Further, nicotine dependence did not interact with either COVID-19 probability or severity beliefs in accounting for motivation to quit, suggesting that smoking dependence did not effect the perceived probability of COVID-19 or the relationship with motivation to quit. Nicotine dependence was positively correlated with perceived COVID-19 severity and fear of COVID-19, potentially reflecting awareness of the increased risk of severe COVID-19 in current smokers (Patanavanich and Glantz, 2020), however, this did not translate into a change in motivation.

4.1. Limitations

The cross-sectional nature of the current survey prevented the direction of the relationships from being inferred. For instance, it is possible that the perceived probability of COVID-19 infection increases the fear of COVID-19, rather than the fearful emotions influencing perceived health risks, as hypothesised here and other models of health beliefs (e.g. Paek et al., 2016). In this current investigation, however, a plausible model for how fear of COVID-19 interacts with specific health beliefs to predict the motivation to quit smoking has been presented. Future research using longitudinal analyses across multiple timepoints may explore in more detail how emotions, specific COVID-19 health beliefs, and smoking behaviour and attitudes develop over time, allowing the inference of directional relationships.

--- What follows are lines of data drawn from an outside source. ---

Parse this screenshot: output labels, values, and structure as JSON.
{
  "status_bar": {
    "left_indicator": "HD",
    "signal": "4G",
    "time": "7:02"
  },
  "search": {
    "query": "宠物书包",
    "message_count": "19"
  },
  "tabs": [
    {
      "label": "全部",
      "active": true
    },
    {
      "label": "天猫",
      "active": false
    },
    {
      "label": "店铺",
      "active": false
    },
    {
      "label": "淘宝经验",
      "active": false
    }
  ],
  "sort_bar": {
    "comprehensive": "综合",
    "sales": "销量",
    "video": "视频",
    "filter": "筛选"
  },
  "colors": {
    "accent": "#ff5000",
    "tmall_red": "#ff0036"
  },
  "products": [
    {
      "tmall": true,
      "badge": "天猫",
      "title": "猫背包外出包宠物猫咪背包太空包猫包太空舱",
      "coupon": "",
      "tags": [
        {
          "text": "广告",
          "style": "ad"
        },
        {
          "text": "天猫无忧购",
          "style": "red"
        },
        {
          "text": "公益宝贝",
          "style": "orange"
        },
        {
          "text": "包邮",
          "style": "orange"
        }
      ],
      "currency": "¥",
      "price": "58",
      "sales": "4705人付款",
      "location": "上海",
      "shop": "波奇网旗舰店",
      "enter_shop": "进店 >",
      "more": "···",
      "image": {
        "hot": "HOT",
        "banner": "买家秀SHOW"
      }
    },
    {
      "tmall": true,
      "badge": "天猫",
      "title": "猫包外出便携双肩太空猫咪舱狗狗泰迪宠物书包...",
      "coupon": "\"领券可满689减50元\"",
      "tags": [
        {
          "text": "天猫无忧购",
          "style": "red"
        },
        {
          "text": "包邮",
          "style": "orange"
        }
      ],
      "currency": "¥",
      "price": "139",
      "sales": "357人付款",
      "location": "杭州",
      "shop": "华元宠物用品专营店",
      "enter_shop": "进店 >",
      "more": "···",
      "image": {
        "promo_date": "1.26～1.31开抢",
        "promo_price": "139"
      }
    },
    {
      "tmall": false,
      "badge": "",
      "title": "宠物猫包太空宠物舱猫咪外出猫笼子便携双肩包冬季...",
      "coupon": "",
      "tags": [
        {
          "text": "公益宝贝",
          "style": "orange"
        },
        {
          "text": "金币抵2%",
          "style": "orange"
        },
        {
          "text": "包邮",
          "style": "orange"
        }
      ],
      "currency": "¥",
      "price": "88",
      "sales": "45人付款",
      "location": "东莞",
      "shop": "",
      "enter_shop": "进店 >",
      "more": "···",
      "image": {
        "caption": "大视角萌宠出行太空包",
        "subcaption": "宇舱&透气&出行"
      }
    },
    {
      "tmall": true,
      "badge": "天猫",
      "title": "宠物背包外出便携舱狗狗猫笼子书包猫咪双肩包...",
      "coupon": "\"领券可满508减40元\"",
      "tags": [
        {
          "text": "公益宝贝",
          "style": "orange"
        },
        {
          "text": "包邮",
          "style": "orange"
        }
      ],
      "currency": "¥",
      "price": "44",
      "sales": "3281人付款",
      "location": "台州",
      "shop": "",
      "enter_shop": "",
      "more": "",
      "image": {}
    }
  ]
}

Additionally, it is not clear whether the motivation to quit measured here correlates with actual smoking cessation, and whether this will persist beyond the peak of the pandemic, as motivation alone is not enough to result in long-lasting cessation, which is strongly linked to nicotine dependence and context (Borland et al., 2010; Vangeli et al., 2011). It may be that interventions can be utilised to enhance any increase in motivation to quit in response to the novel harm posed by COVID-19, though this will be dependent upon the progression of the virus (Grummon et al., 2020). It should be noted that the findings may be limited to a UK-based sample, as the international response to COVID-19 has varied (Hale et al., 2020), meaning that replication in other populations is required.

5. Conclusion

In the current investigation it was found that only the belief that COVID-19 infection was probable correlated with the motivation to quit smoking. Thus highlighting the different roles that specific health beliefs play in predicting smoking attitudes in light of the novel COVID-19 threat.

The findings provide key information which can enhance the messaging of the COVID-19 health risks to facilitate smoking cessation. The current evidence suggests that smoking is related to the increased risk of COVID-19 severity, rather than probability of infection (Simons et al., 2021). Thus, communication of risk should not falsely imply increased probability of COVID-19, however, messaging the general high contagiousness of COVID-19 in conjunction with the increased COVID-19 severity for those who smoke may be an effective strategy to increase the motivation to quit smoking.

Role of funding source

Nothing declared.

Contributors

Dr Chris Brown was responsible for the design, recruitment, analysis, interpretation, and write-up of the current investigation.

Declaration of Competing Interest

The authors report no declarations of interest.

Acknowledgement

The research was funded internally by the university of Roehampton, meaning that no grant ID was allocated.

Footnotes

☆☆

Pre-registration link: https://osf.io/hkcm2.

1

Both adjusted and original scale scores produced the same significance and pattern of results.

2

A cigarette monetary value measure was pre-registered, but due to survey instruction error unreliable responses were recorded and are therefore omitted.